На мой скромный взгляд, этот человек как нельзя лучше годился для своей нынешней должности.

– Тогда ладно, – согласился я, поворачиваясь к Мейтерсону. – Но такие запросы, как понимаете, обойдутся вам в лишние двести пятьдесят долларов в день. Плата за риск.

– Как понимаете, я к этому готов, – спокойно ответил тот.

Возле маяка на Устричном мысе «Танцующая» сделала поворот. Утро выдалось ясное, небо – чистое и высокое, а неподвижные и ослепительно-белые колонны пушистых облаков отмечали местоположение каждой островной группы.

Разбиваясь о бастион Африканского континента, неумолимая процессия океанских пассатов откатывалась в прибрежный пролив разнобоем шквальных порывов ветра, дробящих светло-зеленые воды на зловещие белые барашки. «Танцующая» их обожала: лишний повод повертеть задницей на волнах.

– Вы что-то ищете или просто осматриваетесь? – как бы походя спросил я, и пловец, возбужденно сверкая серыми глазами, собрался было выложить все как на духу, но Мейтерсон его опередил.

– Просто осматриваемся, – брякнул он с таким опасным лицом, что Джимми тут же захлопнул варежку.

– Я знаю эти воды, – объяснил я. – Каждый остров знаю, каждый риф. Могу сэкономить вам массу времени. И немножко денег.

– Очень любезно с вашей стороны, – поблагодарил меня Мейтерсон с доброй долей иронии, – но у нас нет нужды экономить.

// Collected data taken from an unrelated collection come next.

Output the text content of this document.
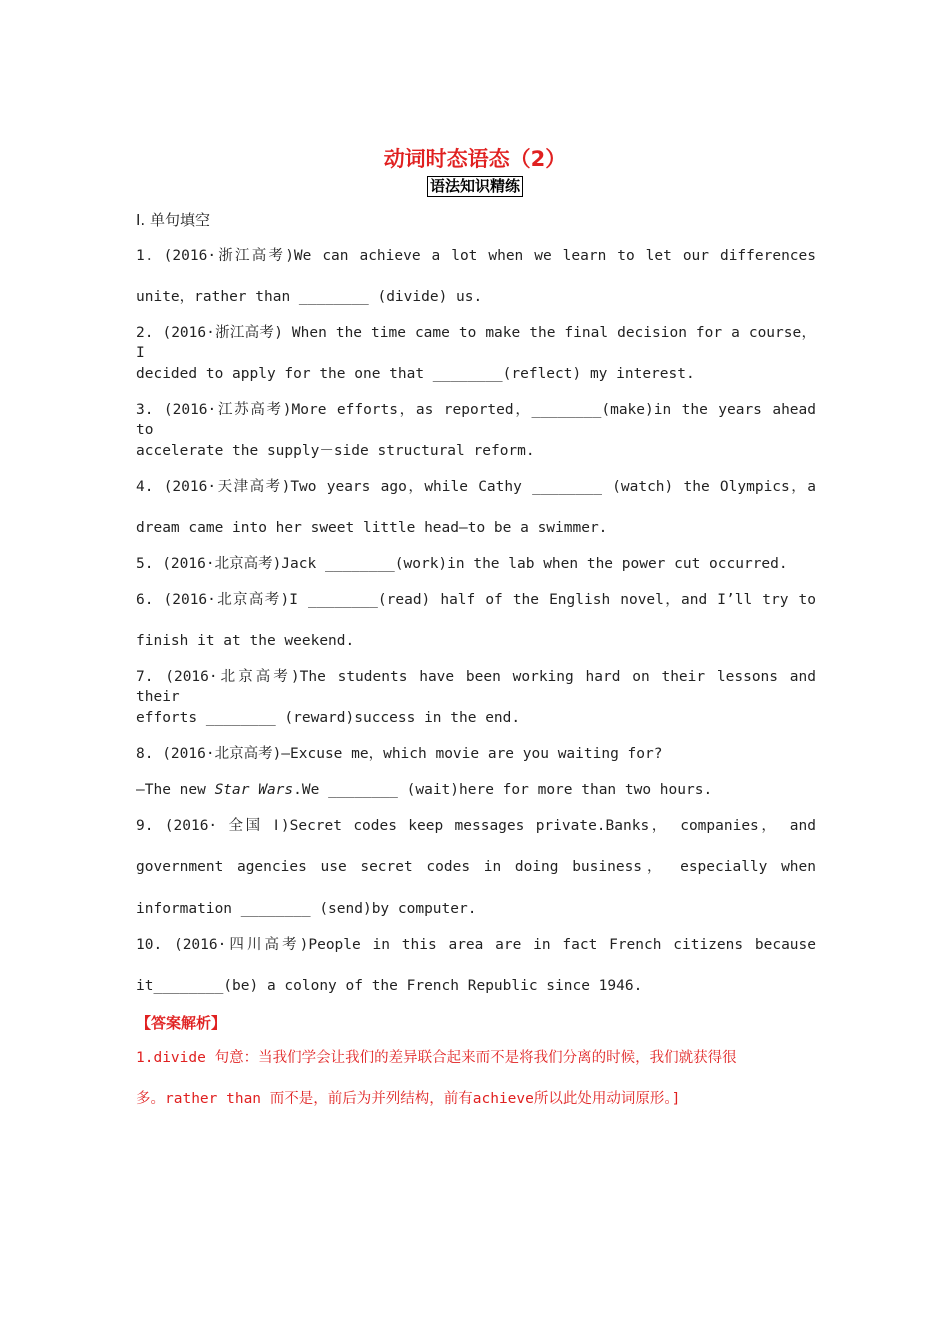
动词时态语态（2）
语法知识精练
Ⅰ. 单句填空
1．(2016·浙江高考)We can achieve a lot when we learn to let our differences
unite，rather than ________ (divide) us.
2. (2016·浙江高考) When the time came to make the final decision for a course，I
decided to apply for the one that ________(reflect) my interest.
3. (2016·江苏高考)More efforts，as reported，________(make)in the years ahead to
accelerate the supply－side structural reform.
4. (2016·天津高考)Two years ago，while Cathy ________ (watch) the Olympics，a
dream came into her sweet little head—to be a swimmer.
5. (2016·北京高考)Jack ________(work)in the lab when the power cut occurred.
6. (2016·北京高考)I ________(read) half of the English novel，and I’ll try to
finish it at the weekend.
7. (2016·北京高考)The students have been working hard on their lessons and their
efforts ________ (reward)success in the end.
8. (2016·北京高考)—Excuse me，which movie are you waiting for?
—The new Star Wars.We ________ (wait)here for more than two hours.
9. (2016· 全国 Ⅰ)Secret codes keep messages private.Banks， companies， and
government agencies use secret codes in doing business， especially when
information ________ (send)by computer.
10. (2016·四川高考)People in this area are in fact French citizens because
it________(be) a colony of the French Republic since 1946.
【答案解析】
1.divide 句意：当我们学会让我们的差异联合起来而不是将我们分离的时候，我们就获得很
多。rather than 而不是，前后为并列结构，前有achieve所以此处用动词原形。]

– Как скажете, – пожал я плечами, – деньги ваши.

Мейтерсон бросил взгляд на Джимми, дернул подбородком – мол, за мной, – и оба спустились в кокпит, где встали у кормового релинга, и Мейтерсон пару минут что-то говорил – тихо, но очень убедительно. Джимми помрачнел, смутился, надулся по-мальчишески, и я понял, что ему крепко сели на уши насчет конфиденциальности.

Вернувшись на штурманский мостик, он кипел от негодования – я впервые заметил, что у него волевой подбородок, и пришел к выводу, что приятная внешность – не единственное его достоинство.